Duchamp is best known for radically undermining notions of skill and virtuosity in visual art, via upside-down urinals and defaced Mona Lisas. His musical work adopts an analogous conceptual approach, incorporating chance into the composition process. In Erratum Musical, notes are drawn at random, and then played in order without modulation. Hinant picked the notes, and pianist Stephane Ginsburg, who has also recorded a number of works by Morton Feldman for Sub Rosa, plays the piano with appropriately objective reserve. Particularly on the 36-minute fourth variation, the notes drip out of nowhere and into nowhere—a spiritual truth, a cynical joke, or both.

Apichatpong Weerasethakul
Metaphors: Selected Soundworks from the Cinema of Apichatpong Weerasethakul

This 2017 album features music and sound from the films of Thai director Apichatpong Weerasethakul. Many of the tracks are ambient—water running, rustling, echoes, frog calls, some sort of machinery humming in the distance. There are some melodies too. “For Tonight” includes a quiet plucked string instrument amid the background noise; “Destiny” includes a female singer serenading the landscape; “Straight” is an actual song, nodding to catchy shoegaze pop. The way the album slides back and forth across silence demands close listening. It makes the world feel like an instrument.

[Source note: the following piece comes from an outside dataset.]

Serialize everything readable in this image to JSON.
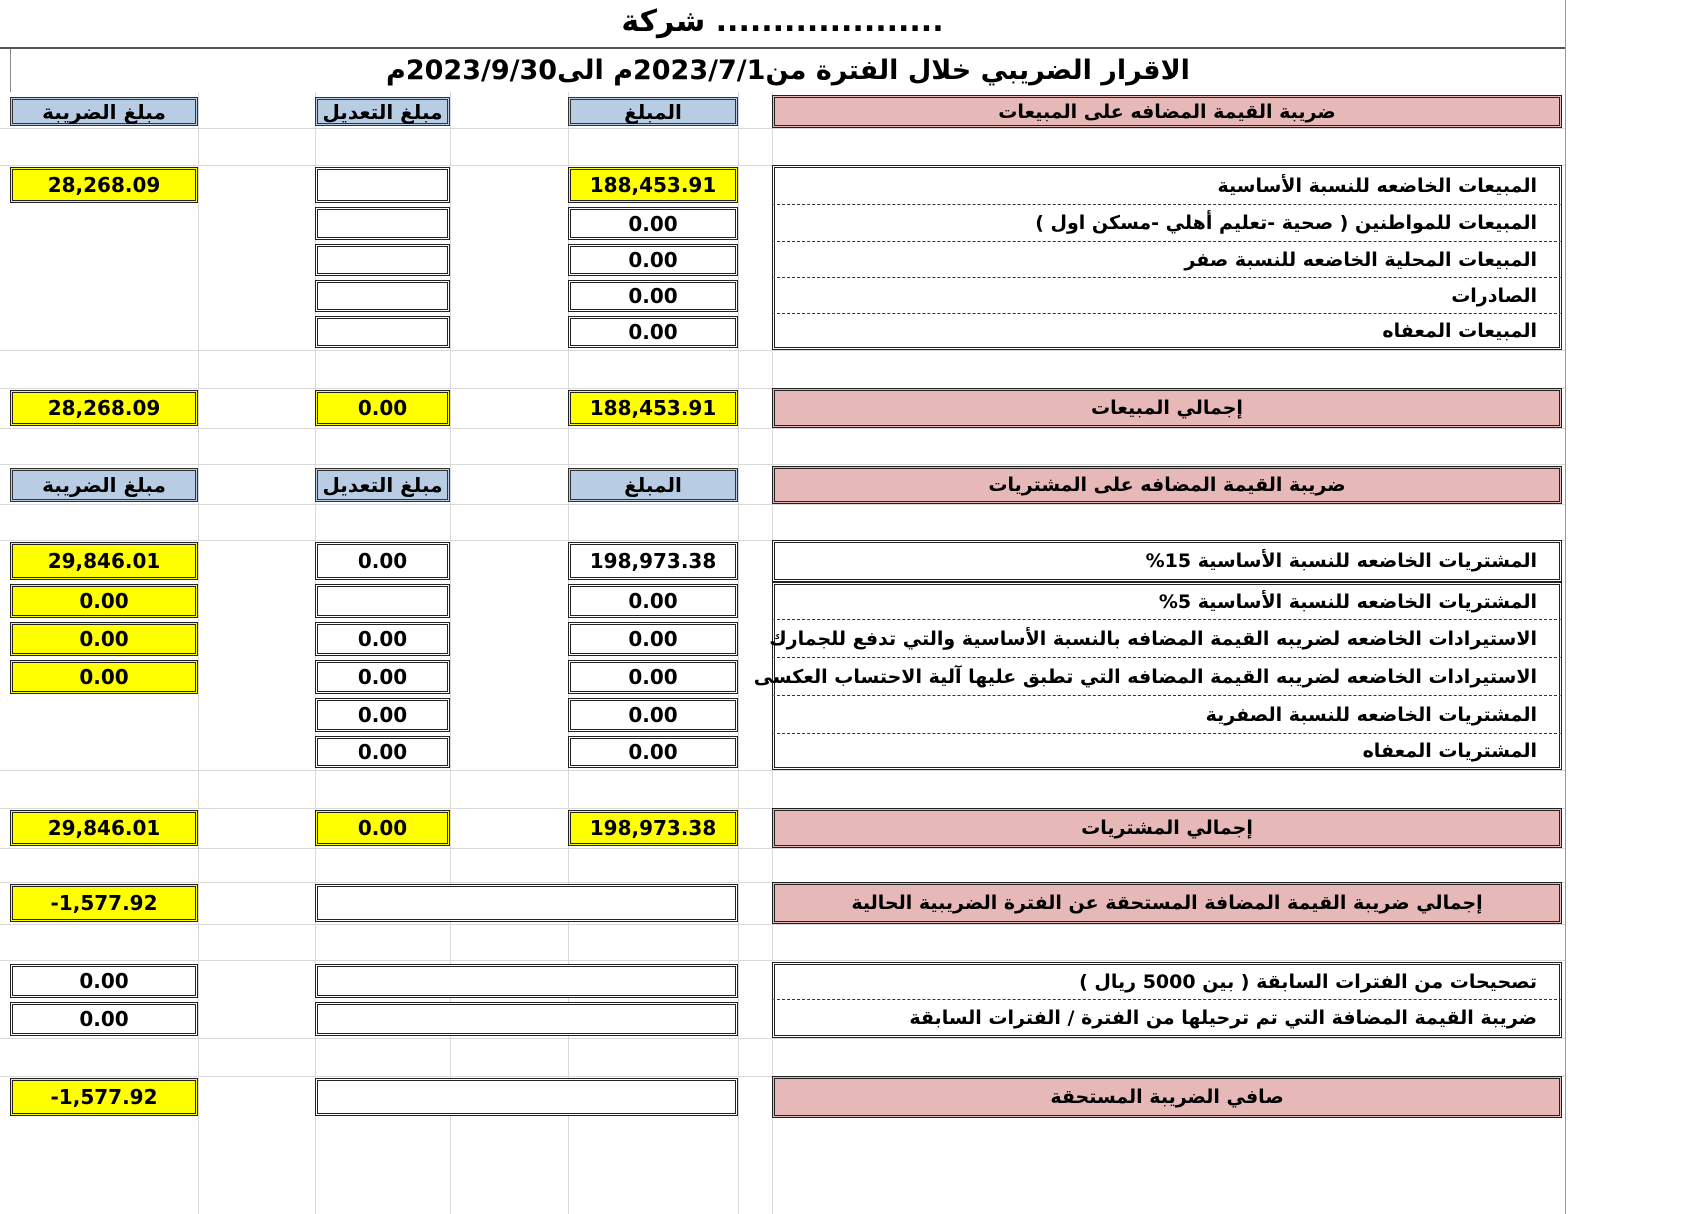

Yannick Franck presents Mt. Gemini
Just Like a River

Experimental Belgian musician Yannick Franck buries ska and rocksteady recordings in feedback and distortion. It sounds like listening to a reggae band stationed on the other side of a crowded gymnasium—and through an interdimensional portal. This exercise in psychedelic abstract dub was released in 2019, a unique addition to a unique catalog.